BEŞİKÇİ - Tüm ulusal ve demokratik hakları gasp edilmiş bir halkın bu haklarını yeniden kazanabilmek için mücadele etmeleri geliyor aklıma. Bana hep ‘siz Kürtleri savunuyorunuz ama’ diye başlayıp devlet katında belli bir kademeye gelmiş Kürtler gösterildi ve ‘bunlar Kürt olmadıklarını söylüyorlar’ denildi. Adam kimliğini inkar edince üniversitede hoca olabiliyor, devlet katında olabiliyor. Kendi kimliğini inkar ettikten sonra her şey olursun. Bizim düşündüğümüz Kürtler, tüm ulusal ve demokratik hakları gasp edilmiş ve bunları kazanmaya çalışan, mücadele veren insanlardır.
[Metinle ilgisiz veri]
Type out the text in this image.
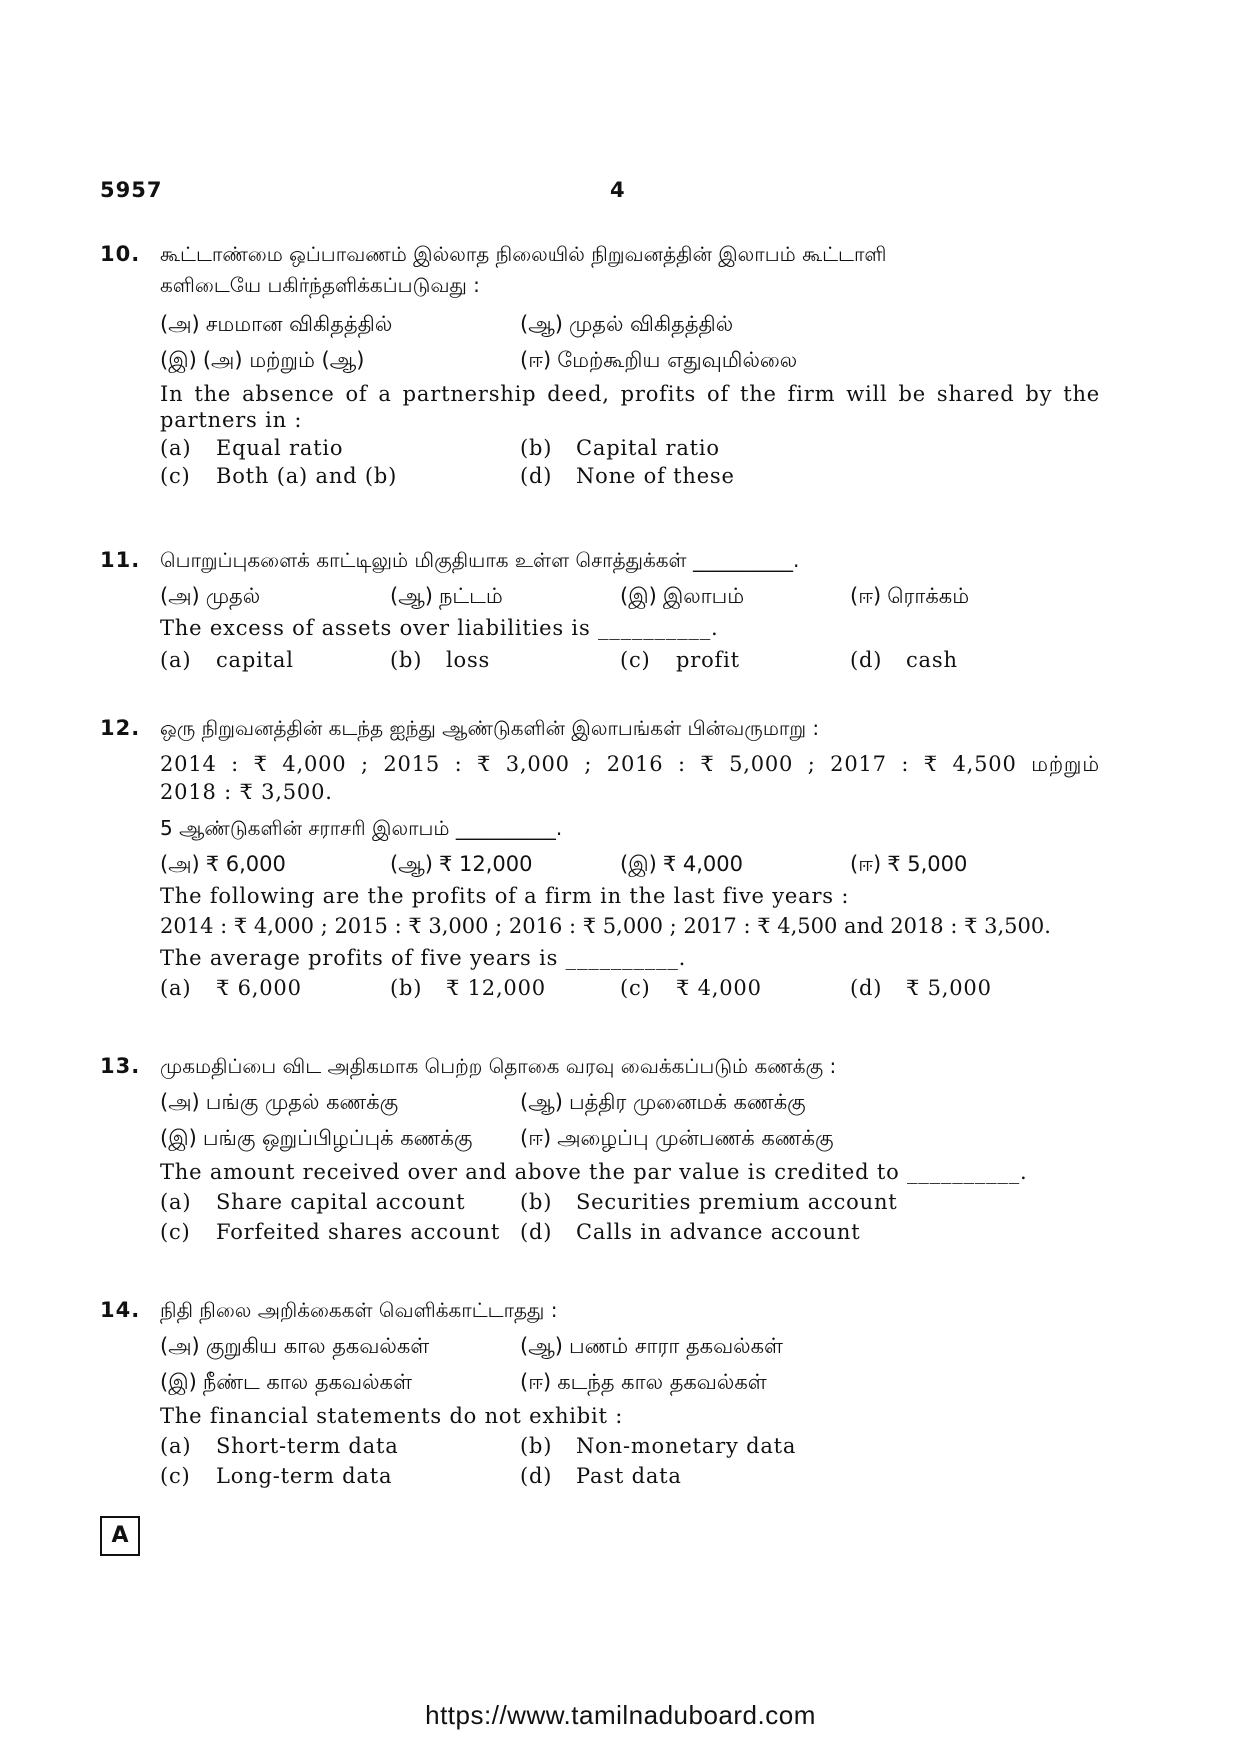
5957	4
10. கூட்டாண்மை ஒப்பாவணம் இல்லாத நிலையில் நிறுவனத்தின் இலாபம் கூட்டாளி
களிடையே பகிர்ந்தளிக்கப்படுவது :
(அ) சமமான விகிதத்தில்	(ஆ) முதல் விகிதத்தில்
(இ) (அ) மற்றும் (ஆ)	(ஈ) மேற்கூறிய எதுவுமில்லை
In the absence of a partnership deed, profits of the firm will be shared by the
partners in :
(a) Equal ratio	(b) Capital ratio
(c) Both (a) and (b)	(d) None of these
11. பொறுப்புகளைக் காட்டிலும் மிகுதியாக உள்ள சொத்துக்கள் __________.
(அ) முதல்	(ஆ) நட்டம்	(இ) இலாபம்	(ஈ) ரொக்கம்
The excess of assets over liabilities is __________.
(a) capital	(b) loss	(c) profit	(d) cash
12. ஒரு நிறுவனத்தின் கடந்த ஐந்து ஆண்டுகளின் இலாபங்கள் பின்வருமாறு :
2014 : ₹ 4,000 ; 2015 : ₹ 3,000 ; 2016 : ₹ 5,000 ; 2017 : ₹ 4,500 மற்றும்
2018 : ₹ 3,500.
5 ஆண்டுகளின் சராசரி இலாபம் __________.
(அ) ₹ 6,000	(ஆ) ₹ 12,000	(இ) ₹ 4,000	(ஈ) ₹ 5,000
The following are the profits of a firm in the last five years :
2014 : ₹ 4,000 ; 2015 : ₹ 3,000 ; 2016 : ₹ 5,000 ; 2017 : ₹ 4,500 and 2018 : ₹ 3,500.
The average profits of five years is __________.
(a) ₹ 6,000	(b) ₹ 12,000	(c) ₹ 4,000	(d) ₹ 5,000
13. முகமதிப்பை விட அதிகமாக பெற்ற தொகை வரவு வைக்கப்படும் கணக்கு :
(அ) பங்கு முதல் கணக்கு	(ஆ) பத்திர முனைமக் கணக்கு
(இ) பங்கு ஒறுப்பிழப்புக் கணக்கு (ஈ) அழைப்பு முன்பணக் கணக்கு
The amount received over and above the par value is credited to __________.
(a) Share capital account	(b) Securities premium account
(c) Forfeited shares account (d) Calls in advance account
14. நிதி நிலை அறிக்கைகள் வெளிக்காட்டாதது :
(அ) குறுகிய கால தகவல்கள்	(ஆ) பணம் சாரா தகவல்கள்
(இ) நீண்ட கால தகவல்கள்	(ஈ) கடந்த கால தகவல்கள்
The financial statements do not exhibit :
(a) Short-term data	(b) Non-monetary data
(c) Long-term data	(d) Past data
A
https://www.tamilnaduboard.com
-Yıllardır Kürtlerle ilgileniyorsunuz. Emniyet, mahkeme ve cezaevi üçgeninde hiç Kürtlerden de baskı gördüğünüz oldu mu?
BEŞİKÇİ- Görmez olurmuyum hiç. İşkencecilerin bir çoğu Kürt. Kimliklerini inkar etmiş Kürtler o kadar çok ki. 1971’de savcım Kürttü. Kimliğiyle ilgili olarak adam hiç bir şey istmiyor ki. Bana işkence yapanlar arasında ‘ben Kürdüm ve hiç bir şey istemiyorum. Sana ne oluyor?’ diye soranlar vardı.
-O zaman ne duyardınız hocam? Hangi duyguyu ağır yaşardınız?
BEŞİKÇİ- Hüzün. Hüzün tabii ki. Benim hakkımda Kürtlerin yaptığı iki ihbar var. Biri 1971’de. Sosyoloji profesörüydü ihbarcım. MHP’liydi. Türk milliyetçisiydi. 1980!li yıllarda da bir ihbarcım vardı. O adam o zamanlar kendisine MarksistLeninst diyordu. Şimdi Atatürkçü. 1970’li yıllarda Marksizmi bu ihbarcım çok vurgulardı. İhbarcım Kürt, yakalayan Kürt, işkenceci Kürt, gardiyan Kürt, savcı Kürt böyle bir gerçeklik işte.